Paper Bullets : Two Artists Who Risked Their Lives to Defy the Nazis


"A Nazi resistance story like none you've ever heard or read." --Hampton Sides, author of Ghost Soldiers and On Desperate Ground "Every page is gripping, and the amount of new research is nothing short of mind-boggling. A brilliant book for the ages!" --Douglas Brinkley, author of American Moonshot A Stonewall Honor Book in Nonfiction Longlisted for the Carnegie Medal for Excellence in Nonfiction Paper Bullets is the first book to tell the history of an audacious anti-Nazi campaign undertaken by an unlikely pair: two French women, Lucy Schwob and Suzanne Malherbe, who drew on their skills as Parisian avant-garde artists to write and distribute "paper bullets"--wicked insults against Hitler, calls to rebel, and subversive fictional dialogues designed to demoralize Nazi troops occupying their adopted home on the British Channel Island of Jersey. Devising their own PSYOPS campaign, they slipped their notes into soldier's pockets or tucked them inside newsstand magazines. Hunted by the secret field police, Lucy and Suzanne were finally betrayed in 1944, when the Germans imprisoned them, and tried them in a court martial, sentencing them to death for their actions. Ultimately they survived, but even in jail, they continued to fight the Nazis by reaching out to other prisoners and spreading a message of hope.
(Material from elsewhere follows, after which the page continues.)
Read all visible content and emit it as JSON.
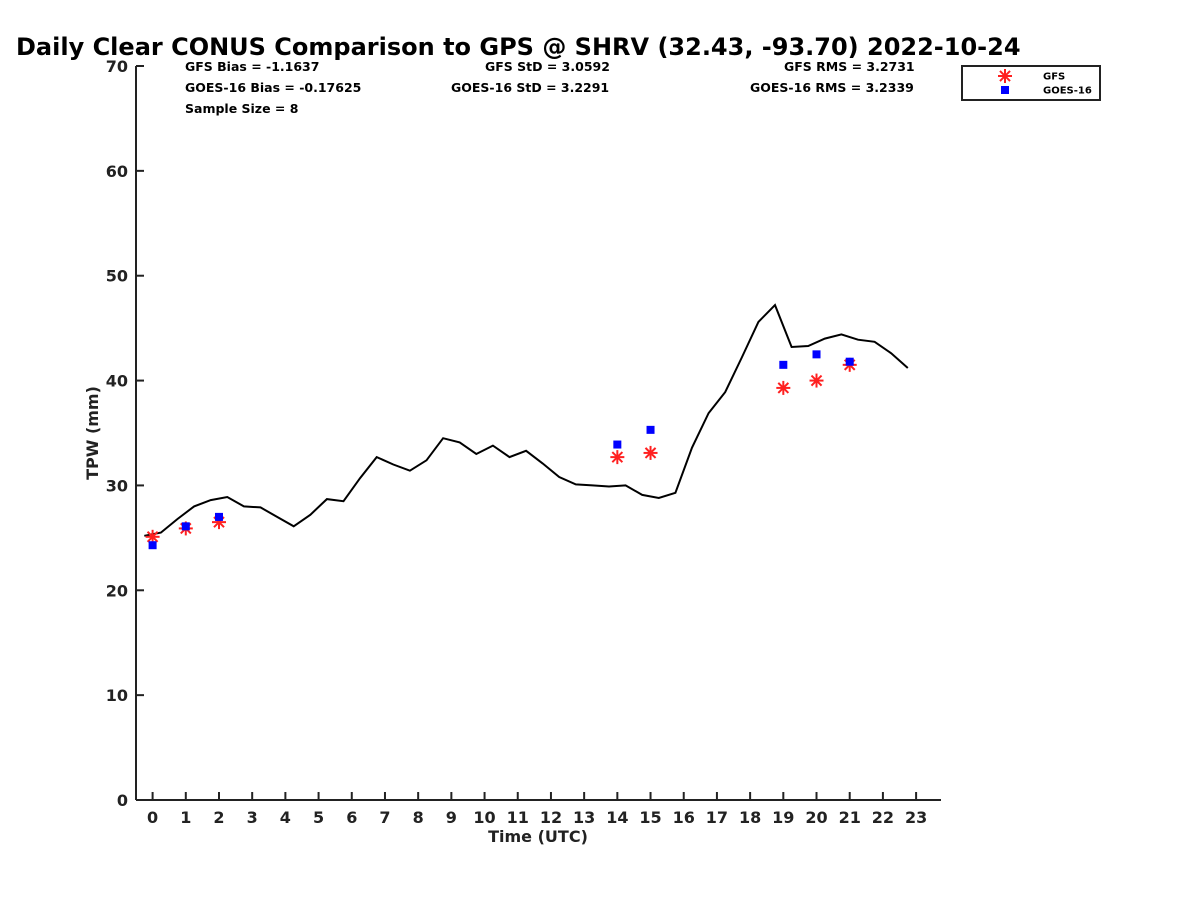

Better remembered today by their artist names, Claude Cahun and Marcel Moore, the couple's actions were even more courageous because of who they were: lesbian partners known for cross-dressing and creating the kind of gender-bending work that the Nazis would come to call "degenerate art." In addition, Lucy was half Jewish, and they had communist affiliations in Paris, where they attended political rallies with Surrealists and socialized with artists like Gertrude Stein. Paper Bullets is a compelling World War II story that has not been told before, about the galvanizing power of art, and of resistance.